In a fresh note this week, BofA strategists including Riddhi Prasad and Nitin Saksena observed that right after 0DTE volume picked up last year, fast-money trend followers thrived, an indication that traders were net buyers of those contracts. Hypothetically, that would leave market makers in a position where they need to go with the prevailing trend, buying stocks when they rise and selling them when they fall.
However, the performance of intraday momentum strategies has stabilized in recent months, a development that the team attributed to an increase in options selling. In other words, the market is not the one-sided monolith that will set the stage for an incident such as the rout in February 2018.
“The 0DTE space has likely absorbed the initial demand impulse but has also drawn in more sellers,” BofA strategists wrote.
To Brent Kochuba, founder of SpotGamma, the explosive rise of 0DTE options has actually acted as a positive market force. He conducted a study on the impact of the activity via a measure known as delta, or the theoretical value of stock required for market makers to hedge the directional exposure resulting from options transactions. From the start of 2022 to mid-February this year, positive 0DTE delta was tied to market rallies, a sign that short-dated calls were mainly being used to place wagers on stock rebounds.
“0DTE does not seem to be associated with betting on a large downside movement. Large downside market volatility appears to be driven by larger, longer dated S&P volume,” Kochuba said. “Where 0DTE is currently most impactful is where it seems 0DTE calls are being used to ‘buy the dips’ after large declines. In a way this suppresses volatility.”
In any case, appetite from day traders for this lucrative new game appears to be on the rise. In January, a Twitter user started posting analysis on purported “real time SPX 0DTE gamma levels,” with the handle @rt_gamma. It has almost 2,000 followers.
George Patterson, chief investment officer at PGIM Quantitative Solutions, got a whiff of that retail urge recently when some friends’ teenage kids asked him questions about 0DTE options. While such products can be deployed as a hedging tool in the short term, he views them as too risky for amateurs.
“0DTE options trades are yet another fad for retail investors, who view these as lottery tickets,” Patterson said.
Less debatable is that the proliferation of 0DTE options is complicating matters in a market where conflicting narratives abound and volatility is the only certainty. They’ve made the task of figuring out the market’s collective thinking on the economy a futile exercise of late, especially on days when key data like inflation are released.
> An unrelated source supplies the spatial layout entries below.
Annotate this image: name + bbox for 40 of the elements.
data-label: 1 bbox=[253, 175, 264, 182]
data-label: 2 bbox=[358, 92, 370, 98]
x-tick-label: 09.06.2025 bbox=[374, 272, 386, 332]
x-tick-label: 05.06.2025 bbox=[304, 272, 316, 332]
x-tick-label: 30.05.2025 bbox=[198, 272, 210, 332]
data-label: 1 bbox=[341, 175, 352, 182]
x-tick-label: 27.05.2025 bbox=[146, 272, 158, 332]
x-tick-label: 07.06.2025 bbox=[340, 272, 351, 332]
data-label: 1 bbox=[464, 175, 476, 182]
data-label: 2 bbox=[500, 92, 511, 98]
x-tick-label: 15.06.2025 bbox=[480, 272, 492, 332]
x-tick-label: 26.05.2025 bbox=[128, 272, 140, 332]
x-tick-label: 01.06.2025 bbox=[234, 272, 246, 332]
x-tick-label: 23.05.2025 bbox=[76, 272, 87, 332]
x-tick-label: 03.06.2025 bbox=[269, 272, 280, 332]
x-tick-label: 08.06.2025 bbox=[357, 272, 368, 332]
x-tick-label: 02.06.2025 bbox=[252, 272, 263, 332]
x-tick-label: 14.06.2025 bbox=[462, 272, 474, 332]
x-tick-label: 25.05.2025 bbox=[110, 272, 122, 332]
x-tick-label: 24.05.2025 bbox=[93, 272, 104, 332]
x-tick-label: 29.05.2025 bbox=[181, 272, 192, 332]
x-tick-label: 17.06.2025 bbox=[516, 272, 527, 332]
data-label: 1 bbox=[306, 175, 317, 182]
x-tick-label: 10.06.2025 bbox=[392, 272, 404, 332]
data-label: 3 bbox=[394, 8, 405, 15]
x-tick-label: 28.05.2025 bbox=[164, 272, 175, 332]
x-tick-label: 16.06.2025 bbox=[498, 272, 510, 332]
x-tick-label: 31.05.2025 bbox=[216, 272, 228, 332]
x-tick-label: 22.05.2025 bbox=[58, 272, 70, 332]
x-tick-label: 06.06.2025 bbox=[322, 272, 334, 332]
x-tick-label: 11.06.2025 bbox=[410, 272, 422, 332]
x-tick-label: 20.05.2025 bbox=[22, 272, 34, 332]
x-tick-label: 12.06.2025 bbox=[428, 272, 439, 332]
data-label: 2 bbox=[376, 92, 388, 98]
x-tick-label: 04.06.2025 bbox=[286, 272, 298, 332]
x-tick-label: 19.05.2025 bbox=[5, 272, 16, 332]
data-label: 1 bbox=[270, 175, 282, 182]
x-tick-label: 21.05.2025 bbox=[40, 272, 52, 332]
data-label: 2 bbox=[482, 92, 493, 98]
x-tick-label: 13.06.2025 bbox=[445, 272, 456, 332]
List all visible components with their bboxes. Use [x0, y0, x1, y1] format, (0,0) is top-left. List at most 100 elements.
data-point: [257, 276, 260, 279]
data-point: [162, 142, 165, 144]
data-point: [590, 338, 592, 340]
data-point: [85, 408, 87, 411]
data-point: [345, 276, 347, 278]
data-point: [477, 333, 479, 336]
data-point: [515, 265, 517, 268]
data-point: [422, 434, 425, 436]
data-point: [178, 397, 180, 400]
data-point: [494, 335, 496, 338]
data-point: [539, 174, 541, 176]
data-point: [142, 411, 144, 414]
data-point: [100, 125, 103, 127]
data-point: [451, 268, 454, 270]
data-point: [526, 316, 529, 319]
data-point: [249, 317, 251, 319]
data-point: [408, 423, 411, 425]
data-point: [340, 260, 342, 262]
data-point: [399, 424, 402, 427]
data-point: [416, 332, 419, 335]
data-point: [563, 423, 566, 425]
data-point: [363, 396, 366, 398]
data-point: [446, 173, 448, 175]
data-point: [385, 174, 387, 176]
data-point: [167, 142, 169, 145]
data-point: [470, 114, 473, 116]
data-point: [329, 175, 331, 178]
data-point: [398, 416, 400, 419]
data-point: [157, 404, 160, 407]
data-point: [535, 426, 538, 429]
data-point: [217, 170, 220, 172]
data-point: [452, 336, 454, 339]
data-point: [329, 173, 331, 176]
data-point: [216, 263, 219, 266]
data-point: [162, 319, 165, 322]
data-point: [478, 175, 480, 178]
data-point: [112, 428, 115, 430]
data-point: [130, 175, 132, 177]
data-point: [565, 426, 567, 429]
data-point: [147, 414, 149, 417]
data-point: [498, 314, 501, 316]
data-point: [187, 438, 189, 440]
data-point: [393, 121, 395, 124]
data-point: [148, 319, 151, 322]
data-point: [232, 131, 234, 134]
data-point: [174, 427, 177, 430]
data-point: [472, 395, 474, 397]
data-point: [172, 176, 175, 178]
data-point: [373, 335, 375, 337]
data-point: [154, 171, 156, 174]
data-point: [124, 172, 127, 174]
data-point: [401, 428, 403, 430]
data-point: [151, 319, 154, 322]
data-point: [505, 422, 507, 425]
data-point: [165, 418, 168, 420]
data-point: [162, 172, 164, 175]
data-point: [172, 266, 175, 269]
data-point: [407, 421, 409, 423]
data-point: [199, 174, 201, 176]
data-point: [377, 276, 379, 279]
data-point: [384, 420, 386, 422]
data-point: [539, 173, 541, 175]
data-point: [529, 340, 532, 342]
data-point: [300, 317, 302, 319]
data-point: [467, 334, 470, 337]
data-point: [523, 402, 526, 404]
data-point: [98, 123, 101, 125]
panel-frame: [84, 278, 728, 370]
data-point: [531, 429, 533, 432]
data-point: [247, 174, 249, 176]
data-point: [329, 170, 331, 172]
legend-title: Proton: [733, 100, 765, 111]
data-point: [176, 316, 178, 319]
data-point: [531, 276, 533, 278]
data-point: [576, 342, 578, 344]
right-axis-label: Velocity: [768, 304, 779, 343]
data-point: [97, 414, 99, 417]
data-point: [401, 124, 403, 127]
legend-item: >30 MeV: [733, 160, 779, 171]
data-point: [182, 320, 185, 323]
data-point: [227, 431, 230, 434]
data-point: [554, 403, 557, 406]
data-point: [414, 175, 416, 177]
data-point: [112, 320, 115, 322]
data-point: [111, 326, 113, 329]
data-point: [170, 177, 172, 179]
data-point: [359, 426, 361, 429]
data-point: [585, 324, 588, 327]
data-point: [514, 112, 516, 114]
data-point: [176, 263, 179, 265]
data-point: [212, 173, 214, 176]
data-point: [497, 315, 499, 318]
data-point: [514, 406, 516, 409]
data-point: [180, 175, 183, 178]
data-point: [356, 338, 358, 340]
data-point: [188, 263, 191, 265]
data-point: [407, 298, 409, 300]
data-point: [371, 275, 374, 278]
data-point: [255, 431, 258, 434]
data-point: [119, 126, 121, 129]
Some analysts also say 0DTEs are muffling the usefulness of Wall Street’s widely followed fear gauge, known as the Cboe Volatility Index or the VIX, as a sentiment indicator. While those fast-twitch contracts reflect heightened anxiety in the marketplace, none of it is captured by the VIX, which is calculated based on only S&P 500 options expiring 23 to 37 days into the future.
All the madness prompted Peter Tchir to pen a story titled “A Day in the Life of a 0DTE Option,’ featuring an adventurous but abrupt journey of a call contract linked to SPDR S&P 500 ETF Trust with a strike price at $401. The head of macro strategy at Academy Securities, who likens zero-day options trading to betting on a “horse race,” even picked a theme song — “Sweet Dreams” by Eurythmics.
“A bit crazy, even by my standards, but felt compelled,” Tchir said.